PA Country Passes Attorney's Extra Fee Request

January 8, 2004 ( - Luzerne County, Pennsylvania's lead attorney Christopher Cullen received the green light from the Luzerne County Retirement Board to begin charging a fee for "extraordinary" work.

Cullen is no stranger to pay raises.   A few months ago he received an annual salary increase from $20,000 to $45,000.   The latest provision, would pay Cullen an extra $200 an hour on top of his $45,000 annual salary.
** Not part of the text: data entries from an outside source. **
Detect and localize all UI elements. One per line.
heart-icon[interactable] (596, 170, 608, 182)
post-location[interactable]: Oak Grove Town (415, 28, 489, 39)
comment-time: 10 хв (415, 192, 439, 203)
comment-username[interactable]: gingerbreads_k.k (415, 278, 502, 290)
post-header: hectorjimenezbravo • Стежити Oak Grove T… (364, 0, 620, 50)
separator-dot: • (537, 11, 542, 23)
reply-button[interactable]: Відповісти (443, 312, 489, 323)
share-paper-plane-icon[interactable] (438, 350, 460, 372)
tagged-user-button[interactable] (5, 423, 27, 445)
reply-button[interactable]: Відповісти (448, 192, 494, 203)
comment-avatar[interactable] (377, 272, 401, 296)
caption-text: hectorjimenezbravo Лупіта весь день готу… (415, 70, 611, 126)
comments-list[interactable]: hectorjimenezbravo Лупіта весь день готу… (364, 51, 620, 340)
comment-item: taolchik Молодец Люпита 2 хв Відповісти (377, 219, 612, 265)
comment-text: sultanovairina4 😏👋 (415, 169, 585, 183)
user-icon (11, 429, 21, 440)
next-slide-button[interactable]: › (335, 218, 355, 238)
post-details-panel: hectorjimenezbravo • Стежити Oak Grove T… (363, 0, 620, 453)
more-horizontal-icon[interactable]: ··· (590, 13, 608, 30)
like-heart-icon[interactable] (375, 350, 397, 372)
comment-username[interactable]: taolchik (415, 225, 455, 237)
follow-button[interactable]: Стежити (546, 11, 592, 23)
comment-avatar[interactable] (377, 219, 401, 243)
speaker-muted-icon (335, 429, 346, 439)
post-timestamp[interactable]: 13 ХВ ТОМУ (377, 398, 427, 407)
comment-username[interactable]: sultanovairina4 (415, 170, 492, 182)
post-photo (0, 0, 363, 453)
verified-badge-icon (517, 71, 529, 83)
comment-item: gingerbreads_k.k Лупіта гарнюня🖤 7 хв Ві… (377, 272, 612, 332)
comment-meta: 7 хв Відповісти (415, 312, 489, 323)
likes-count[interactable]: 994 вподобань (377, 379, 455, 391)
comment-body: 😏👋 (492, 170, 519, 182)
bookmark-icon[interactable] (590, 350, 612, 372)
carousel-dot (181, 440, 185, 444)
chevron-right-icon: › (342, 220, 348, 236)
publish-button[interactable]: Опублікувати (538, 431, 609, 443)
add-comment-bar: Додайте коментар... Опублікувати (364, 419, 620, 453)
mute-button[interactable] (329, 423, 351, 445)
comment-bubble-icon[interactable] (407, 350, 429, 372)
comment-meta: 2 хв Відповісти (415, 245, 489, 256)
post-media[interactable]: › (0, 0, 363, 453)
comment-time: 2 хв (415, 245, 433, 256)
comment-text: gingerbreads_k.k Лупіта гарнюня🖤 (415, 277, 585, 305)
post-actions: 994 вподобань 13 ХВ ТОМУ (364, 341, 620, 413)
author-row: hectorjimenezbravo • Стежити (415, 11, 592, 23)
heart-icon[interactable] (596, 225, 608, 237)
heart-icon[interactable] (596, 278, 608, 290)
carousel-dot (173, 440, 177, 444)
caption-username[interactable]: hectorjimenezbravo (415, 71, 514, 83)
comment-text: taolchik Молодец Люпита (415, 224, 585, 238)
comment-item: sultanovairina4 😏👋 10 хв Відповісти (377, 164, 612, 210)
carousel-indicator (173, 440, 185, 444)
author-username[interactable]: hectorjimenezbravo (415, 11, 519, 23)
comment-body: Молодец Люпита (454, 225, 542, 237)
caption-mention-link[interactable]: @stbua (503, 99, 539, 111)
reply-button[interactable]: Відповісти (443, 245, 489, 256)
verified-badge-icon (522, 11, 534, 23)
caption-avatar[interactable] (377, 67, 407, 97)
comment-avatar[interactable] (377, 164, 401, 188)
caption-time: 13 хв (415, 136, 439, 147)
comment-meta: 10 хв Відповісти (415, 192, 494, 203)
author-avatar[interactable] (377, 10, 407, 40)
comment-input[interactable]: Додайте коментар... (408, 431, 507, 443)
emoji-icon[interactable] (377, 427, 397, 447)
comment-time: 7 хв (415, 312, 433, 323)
However, the fee would not be levied unless for a good cause , according to a report in The Citizens Voice.

Granting extra fees to the county’s attorney for “extraordinary” work would only add more legal bills to the already mountainous pile.  The Retirement Board has been spending money on a federal lawsuit it filed seeking the recovery of $75 million dollars.  The suit charges violation of federal civil racketeering influenced and corrupt organizations (RICO) laws and alleges Majority Retirement Board members and 24 former pension consultants or money managers were paid excessive fees and commissions from the pension fund in exchange for donations for political reelection campaigns.

These alleged violations, in turn, led to the county pension fund hemorrhaging more than $60 million from 2000 to 2002, the country contends.  While the fund was worth $203 million in 2000 it dwindled to $141 million by 2002. The pension consultant at the time said the losses were due to dismal stock market performance.  

Additionally, the retirement board has decided to actively pursue a claim of $9 million against the Luzerne County general fund for pension fund back payments owed for 2003 and 2004.   The current county budget is carrying that obligation as an “unfunded debt” due to a projected multi-million deficit in other areas.

County’s Actions

The county though wants to put a stop to the outflow before it gets any worse.  Last month, Luzerne petitioned for an injunction to halt legal payments.   The county alleges that legal costs will climb to more than $2 million and that legal expenses are and will continue to do irreparable harm to the pension fund’s assets and to benefits that should be paid to retired county employees.

The petition asks the court to order a halt to any more legal fee payments and to require defendants to repay money expended to date.  So far, lawyers for Luzerne County have collected more than $400,000 in fees and plaintiffs have approved the expenditure of $500,000 more in legal fees in 2004. 

A ray of sunshine though was reported by the new financial consultants for the plan, Merrill Lynch.   Merrill reports the plan earned a 16% return in 2003, and is now worth $160 million.